Begitu dekatnya kita kepada bahasa, terutama bahasa Indonesia, sehingga tidak
dirasa perlu untuk mendalami dan mempelajari bahasa Indonesia secara lebih
jauh. Akibatnya, sebagai pemakai bahasa, orang Indonesia tidak terampil
menggunakan bahasa. Suatu kelemahan yang tidak disadari.
Komunikasi lisan atau nonstandar yang sangat praktis
menyebabkan kita tidak teliti berbahasa. Akibatnya, kita mengalami kesulitan
pada saat akan menggunakan bahasa tulis atau bahasa yang lebih standar dan
teratur. Pada saat dituntut untuk berbahasa’ bagi kepentingan yang lebih
terarah dengan maksud tertentu, kita cenderung kaku. Kita akan berbahasa secara
terbata-bata atau mencampurkan bahasa standar dengan bahasa nonstandar atau
bahkan, mencampurkan bahasa atau istilah asing ke dalam uraian kita. Padahal,
bahasa bersifat sangat luwes, sangat manipulatif. Kita selalu dapat
memanipulasi bahasa untuk kepentingan dan tujuan tertentu. Lihat saja,
bagaimana pandainya orang-orang berpolitik melalui bahasa. Kita selalu dapat
memanipulasi bahasa untuk kepentingan dan tujuan tertentu. Agar dapat
memanipulasi bahasa, kita harus mengetahui fungsi-fungsi bahasa.

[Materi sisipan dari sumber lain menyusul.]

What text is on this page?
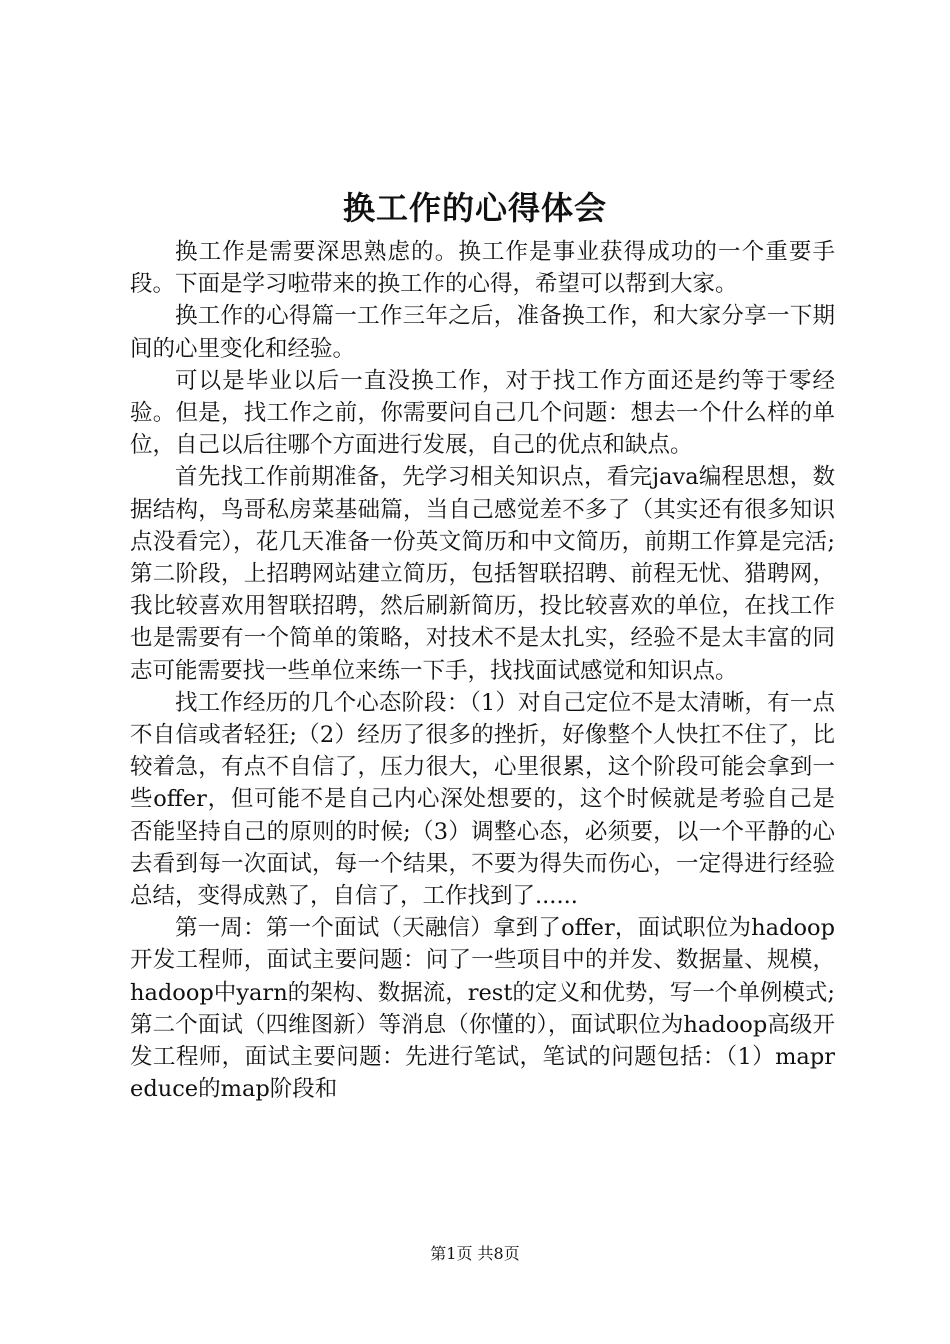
换工作的心得体会

换工作是需要深思熟虑的。换工作是事业获得成功的一个重要手段。下面是学习啦带来的换工作的心得，希望可以帮到大家。

换工作的心得篇一工作三年之后，准备换工作，和大家分享一下期间的心里变化和经验。

可以是毕业以后一直没换工作，对于找工作方面还是约等于零经验。但是，找工作之前，你需要问自己几个问题：想去一个什么样的单位，自己以后往哪个方面进行发展，自己的优点和缺点。

首先找工作前期准备，先学习相关知识点，看完java编程思想，数据结构，鸟哥私房菜基础篇，当自己感觉差不多了（其实还有很多知识点没看完），花几天准备一份英文简历和中文简历，前期工作算是完活;第二阶段，上招聘网站建立简历，包括智联招聘、前程无忧、猎聘网，我比较喜欢用智联招聘，然后刷新简历，投比较喜欢的单位，在找工作也是需要有一个简单的策略，对技术不是太扎实，经验不是太丰富的同志可能需要找一些单位来练一下手，找找面试感觉和知识点。

找工作经历的几个心态阶段：（1）对自己定位不是太清晰，有一点不自信或者轻狂;（2）经历了很多的挫折，好像整个人快扛不住了，比较着急，有点不自信了，压力很大，心里很累，这个阶段可能会拿到一些offer，但可能不是自己内心深处想要的，这个时候就是考验自己是否能坚持自己的原则的时候;（3）调整心态，必须要，以一个平静的心去看到每一次面试，每一个结果，不要为得失而伤心，一定得进行经验总结，变得成熟了，自信了，工作找到了......

第一周：第一个面试（天融信）拿到了offer，面试职位为hadoop开发工程师，面试主要问题：问了一些项目中的并发、数据量、规模，hadoop中yarn的架构、数据流，rest的定义和优势，写一个单例模式;第二个面试（四维图新）等消息（你懂的），面试职位为hadoop高级开发工程师，面试主要问题：先进行笔试，笔试的问题包括：（1）mapreduce的map阶段和

第1页 共8页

Pada dasarnya, bahasa memiliki fungsi-fungsi tertentu yang
digunakan berdasarkan kebutuhan seseorang, yakni sebagai alat untuk
mengekspresikan diri, sebagai alat untuk berkomunikasi, sebagai alat untuk
mengadakan integrasi dan beradaptasi sosial dalam lingkungan atau situasi
tertentu, dan sebagai alat untuk melakukan kontrol sosial (Keraf, 1997: 3).
Derasnya
arus globalisasi di dalam kehidupan kita akan berdampak pula pada perkembangan
dan pertumbuhan bahasa sebagai sarana pendukung pertumbuhan dan perkembangan
budaya, ilmu pengetahuan dan teknologi. Di dalam era globalisasi itu, bangsa
Indonesia mau tidak mau harus ikut berperan di dalam dunia persaingan bebas,
baik di bidang politik, ekonomi, maupun komunikasi. Konsep-konsep dan istilah baru di dalam
pertumbuhan dan perkembangan ilmu pengetahuan dan teknologi (iptek) secara
tidak langsung memperkaya khasanah bahasa Indonesia. Dengan demikian, semua
produk budaya akan tumbuh dan berkembang pula sesuai dengan pertumbuhan dan
perkembangan ilmu pengetahuan dan teknologi itu, termasuk bahasa Indonesia,
yang dalam itu, sekaligus berperan sebagai prasarana berpikir dan sarana
pendukung pertumbuhan dan perkembangan iptek itu (Sunaryo, 1993, 1995).
Menurut
Sunaryo (2000 : 6), tanpa adanya bahasa (termasuk bahasa Indonesia) iptek tidak
dapat tumbuh dan berkembang. Selain itu bahasa Indonesia di dalam struktur
budaya, ternyata memiliki kedudukan, fungsi, dan peran ganda, yaitu sebagai
akar dan produk budaya yang sekaligus berfungsi sebagai sarana berfikir dan
sarana pendukung pertumbuhan dan perkembangan ilmu pengetahuan dan teknologi.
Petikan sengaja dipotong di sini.